I had less than 48 hours. At 3am I was off work and on an airport shuttle by four. I lived on Oahu and was meeting a friend on Kauai. She had two weeks off and, a few days in, had decided that the beauty of the Garden Isle was meant to be shared. I had never been before. “If I spot your plane ticket, can you come meet me?” A quick switch of shifts put me on a 5:15am plane out to Lihue with one full overnight on the island, then back to HNL at 11:30pm. I boarded my shuttle through the same door but with a different itinerary than the other passengers; Instead of leaving paradise, I was headed there.
She met me at the gate and we squealed and hugged as commonly observed at airports. We climbed into a minivan with a surfboard nose resting between us. “Where to?” she asked. “Wherever!” We quickly made an essential stop for coffee. Driving down the highway we spotted barreling waves in the distance. “Those waves look sooo good! How do we get there?” We tried various side streets, but “DO NOT ENTER” signs constantly obstructed the road. In the distance the symmetrical breaks taunted us and it seemed the residents were keeping the gems for themselves. As we were deciding to give up, we saw two men packing surfboards into a parked car. We had found the treasure without a map. They directed us onto a trail to an almost-secluded beach. She went to challenge the sea while I did what I do best- nothing.
I swam around blackened reef before opening my book. I peered over the pages to watch my friend in the lineup, blond ponytail and blue surfboard. “Excuse me,” an elderly woman said. “ I fly back to Arizona tomorrow and have not stepped in the ocean because I have bad balance. Could you possibly help me? I just haven’t been in the whole time I have been here…” A reasonable request, so I held her arm and walked her into the water, cautioning her of the reef. “Oh thank you… That feels amazing. It would have been such a shame to come here and not feel the ocean.”
Next was Polihale State Park. We hesitated when the pavement turned to sand. I couldn’t remember if you drive fast or slow over sand, but the sedan ahead of us was going pretty slow… Twenty feet later we were stuck. Six willing volunteers and four floor mats got us back on solid ground. We later learned that the sedan had met the same fate. The beach was ivory white and endless between our toes as we gazed at sailboats. We stopped by a coffee farm. We stopped by another coffee farm.

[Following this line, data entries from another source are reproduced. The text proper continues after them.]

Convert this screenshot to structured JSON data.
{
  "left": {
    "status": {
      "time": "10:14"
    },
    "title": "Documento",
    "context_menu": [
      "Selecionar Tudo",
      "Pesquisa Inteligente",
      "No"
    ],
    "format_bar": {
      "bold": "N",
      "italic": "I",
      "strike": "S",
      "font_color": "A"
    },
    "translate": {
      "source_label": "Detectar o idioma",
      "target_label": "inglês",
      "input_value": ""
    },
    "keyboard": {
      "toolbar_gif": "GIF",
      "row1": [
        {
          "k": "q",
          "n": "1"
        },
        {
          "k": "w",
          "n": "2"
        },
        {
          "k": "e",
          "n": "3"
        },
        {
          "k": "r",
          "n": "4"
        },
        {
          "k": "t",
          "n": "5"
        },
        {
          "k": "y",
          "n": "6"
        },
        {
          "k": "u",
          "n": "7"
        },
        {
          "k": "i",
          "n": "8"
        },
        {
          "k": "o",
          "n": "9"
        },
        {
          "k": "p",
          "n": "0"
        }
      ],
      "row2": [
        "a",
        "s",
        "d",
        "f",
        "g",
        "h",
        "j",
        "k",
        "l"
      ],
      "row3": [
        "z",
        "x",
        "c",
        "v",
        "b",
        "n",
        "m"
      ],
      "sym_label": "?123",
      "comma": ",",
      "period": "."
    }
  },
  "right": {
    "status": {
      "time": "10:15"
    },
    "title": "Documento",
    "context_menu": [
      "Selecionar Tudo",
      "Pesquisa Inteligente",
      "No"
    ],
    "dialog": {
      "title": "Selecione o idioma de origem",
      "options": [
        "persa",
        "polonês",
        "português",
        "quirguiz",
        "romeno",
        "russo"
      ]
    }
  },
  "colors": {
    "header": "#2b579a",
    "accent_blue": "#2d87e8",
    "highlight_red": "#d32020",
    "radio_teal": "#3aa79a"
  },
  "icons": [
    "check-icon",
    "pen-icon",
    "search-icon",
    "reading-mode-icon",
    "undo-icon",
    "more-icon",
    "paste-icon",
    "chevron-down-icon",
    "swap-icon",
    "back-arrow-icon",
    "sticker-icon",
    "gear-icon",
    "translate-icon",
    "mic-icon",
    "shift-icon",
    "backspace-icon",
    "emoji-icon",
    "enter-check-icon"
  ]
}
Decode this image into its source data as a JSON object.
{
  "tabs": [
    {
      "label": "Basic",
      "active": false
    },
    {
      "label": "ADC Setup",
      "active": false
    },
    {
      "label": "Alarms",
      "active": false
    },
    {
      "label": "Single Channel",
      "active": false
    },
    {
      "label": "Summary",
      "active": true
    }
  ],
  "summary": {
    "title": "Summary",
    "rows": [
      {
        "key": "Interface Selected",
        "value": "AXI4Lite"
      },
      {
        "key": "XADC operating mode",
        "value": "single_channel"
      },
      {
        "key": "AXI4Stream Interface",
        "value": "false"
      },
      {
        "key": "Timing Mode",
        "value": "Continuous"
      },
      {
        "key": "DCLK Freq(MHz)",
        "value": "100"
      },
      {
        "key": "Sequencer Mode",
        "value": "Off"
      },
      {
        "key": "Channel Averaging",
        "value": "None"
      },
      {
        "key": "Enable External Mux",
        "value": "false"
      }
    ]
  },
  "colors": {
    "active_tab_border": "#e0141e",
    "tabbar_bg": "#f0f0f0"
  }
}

We decided to camp on the other side of the island… Till we got lost. As we were scanning the map with a flashlight, a couple of local boys pulled up in a truck next to us. “You girls need help?” “Do you know where Anahola Beach Park is?” They gave us directions and we found our way in the dark. Minutes after we set up our tent the same truck came up the road. “Just checking you made it!” We waved and said thanks before debating if we should have asked them to stay for poke and beer because they were so considerate and, quite frankly, very attractive. “Too late now,” as I watched the red taillights vanish. In the morning we met our neighbors, a South African family with a collapsible sailboat.
We drank coffee at an art gallery and drove to the Kalalau trailhead before deeming it “too touristy”. We stopped by Hanelei Bay for coffee and headed to the Kamokila Hawaiian Village for the last kayak rental of the day. We paddled too far upstream, where the water was murky and smelled of cattle. “I guess we missed the grotto.” We anchored our feet in each other’s kayaks and passed a bottle of cheap champagne. Downstream, we drifted past the South Africans. We hiked to the Fern Grotto in bikinis, surrounded by visitors in bermuda shorts and commemorative T shirts. “Do you think we have enough time to hike to the waterfall?” By the time we returned our kayaks to the rental dock, dusk was setting and the Hawaiian Village was empty. Thankfully, they hadn’t locked the gate on us.
We had burgers and beer for dinner and by midnight I was back on my own island. Somehow I had lived a lifetime during those two days. When time is of the essence, coffee is of the necessity.